The Royal Commission into Institutional Responses to Child Sexual Abuse documented clear, ongoing, and unacceptable failures to protect children. We have a responsibility to ensure that our community is equipped to respond to reports of abuse in ways that are restorative for survivors, and that provide justice. The focus needs to be on people. Specifically, it must attend to the people let down because of the institutional failings documented by the Royal Commission.
Five years of courageous testimony resulted in an extensive set of recommendations delivered in December 2017. People like 2015 ACT Local Hero Damien De Marco shared their stories and demanded change. The ACT Government will respond to the Royal Commission in June this year in a way that shows our clear, unambiguous commitment to protecting children, and righting wrongs. The ACT has already opted in to the National Redress Scheme for Survivors.
The Government sought views from the whole community about the changes to criminal justice system on yoursay.act.gov.au. The need to engage with our whole community stems from the view that our response to the Royal Commission reflects a commitment to cultural change, and a demonstration of our core values.
Addressing vulnerability, including the vulnerability that survivors of historic sex abuse experience and the vulnerability of children in institutional settings, is our top priority. Canberra is a progressive city, one that firmly believes in social inclusion. We must ensure that vulnerable people in our city have a voice in Government and institutions, that they are protected from harm, and that they are empowered to seek justice and redress.
The ACT is uniquely placed, as Australia’s first human rights jurisdiction, to take action to prevent abuse and to provide redress and justice for survivors. The Human Rights Act gives us a framework for evaluating the competing rights and interests that were so evident in the Royal Commission’s report.
What we now know from the Royal Commission is that traditional adversarial methods of cross-examination and testing evidence in Court can yield an unfair bias against vulnerable witnesses, including child survivors of sexual abuse. The Royal Commission gave us a roadmap to eliminate that bias, and ensure that the evidence judges and juries consider is presented in a way that aligns with what we know about survivor testimony.
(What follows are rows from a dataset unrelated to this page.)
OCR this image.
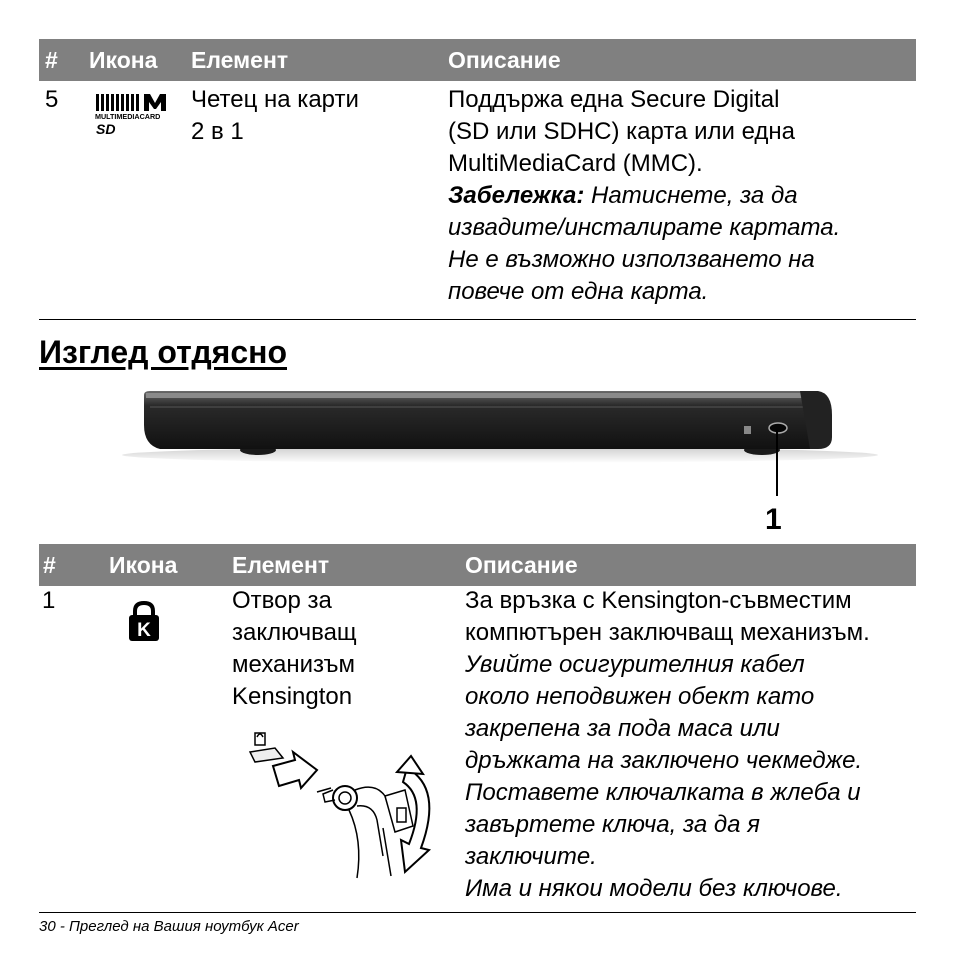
# Икона Елемент	Описание
5
MULTIMEDIACARD
SD
Четец на карти
2 в 1
Поддържа една Secure Digital
(SD или SDHC) карта или една
MultiMediaCard (MMC).
Забележка: Натиснете, за да
извадите/инсталирате картата.
Не е възможно използването на
повече от една карта.
Изглед отдясно
1
# Икона Елемент	Описание
1
K
Отвор за
заключващ
механизъм
Kensington
За връзка с Kensington-съвместим
компютърен заключващ механизъм.
Увийте осигурителния кабел
около неподвижен обект като
закрепена за пода маса или
дръжката на заключено чекмедже.
Поставете ключалката в жлеба и
завъртете ключа, за да я
заключите.
Има и някои модели без ключове.
30 - Преглед на Вашия ноутбук Acer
The ACT has long been a leader in adopting survivor-focused criminal laws. The use of pre-recorded evidence by survivors in child sexual assault trials was introduced in 2008, and has since been expanded to all sexual assault and family violence matters. The Royal Commission recommended all jurisdictions should pursue similar measures.
This Government will keep up its momentum to make our court process even more fair, evidence-based, and sensitive to the needs of survivors. But taking responsibility means more than just changing our laws. It means recognising that as a community, we all have a role to play in changing the culture of silence and inaction that the Royal Commission so thoroughly exposed. Engagement by our whole community in the process of responding to the Royal Commission is as important as the changes it will produce.
Gordon Ramsay is the ACT Attorney-General and the Member for Ginninderra.